Strengths of this study include the randomised controlled study design, the low rates of attrition and missing data, the objective assessment of cutaneous microvascular reactivity, and the close adherence to the exercise and usual care interventions. Limitations include the relatively small sample size (which precluded detailed investigation of the relationship between exercise-induced improvements in cutaneous microvascular reactivity and ulcer healing), the short-term follow-up (which precluded investigation of cutaneous microvascular adaptations occurring after the exercise programme), and a lack of data exploring the mechanisms underpinning the observed differences and changes in microvascular responsiveness to ACh and SNP. Regarding the latter, further research is warranted to determine the extent to which vascular structural changes in venous disease influence the non-invasive estimates of microvascular function and their clinical significance. An additional limitation was that a lower-extremity venous duplex evaluation was not conducted at baseline to characterise each participant’s venous insufficiency. Nevertheless, the results are representative of what might be expected in a mixed outpatient population.

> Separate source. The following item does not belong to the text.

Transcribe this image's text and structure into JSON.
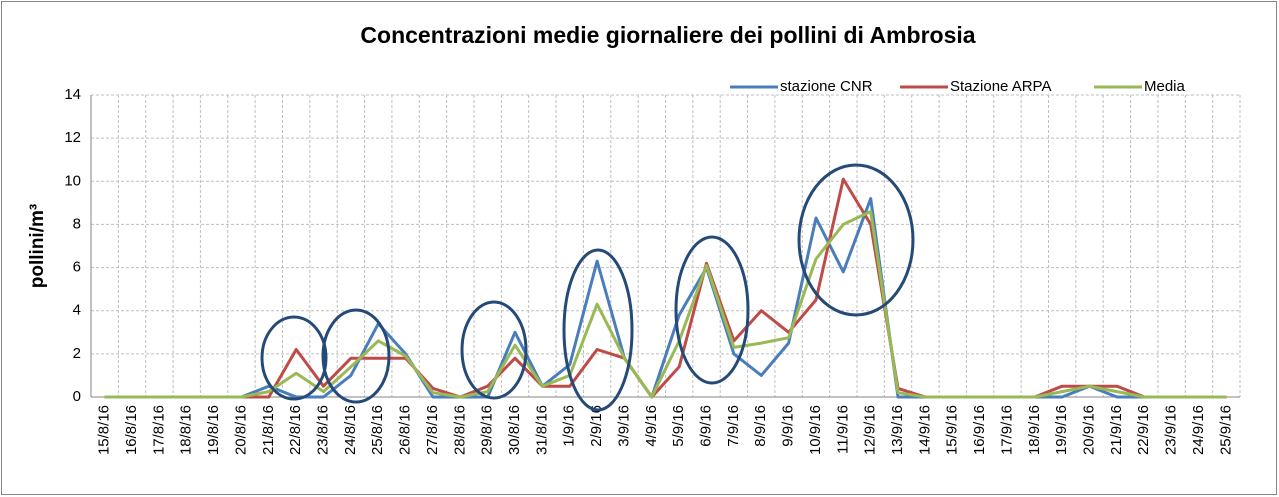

In summary, we observed an impairment of cutaneous microvascular reactivity in the gaiter area of legs with venous ulcers that was abolished following a 12-week programme of aerobic and resistance exercise. Although the precise mechanisms of these vascular adaptations are unclear, it is possible that exercise training-induced improvements in lower-limb cutaneous microvascular reactivity may facilitate the healing of venous leg ulcers. An appropriately powered trial is needed to clarify the effects of adjunctive exercise training on the healing rates of venous ulcers and the role of different microvascular adaptations in the healing process.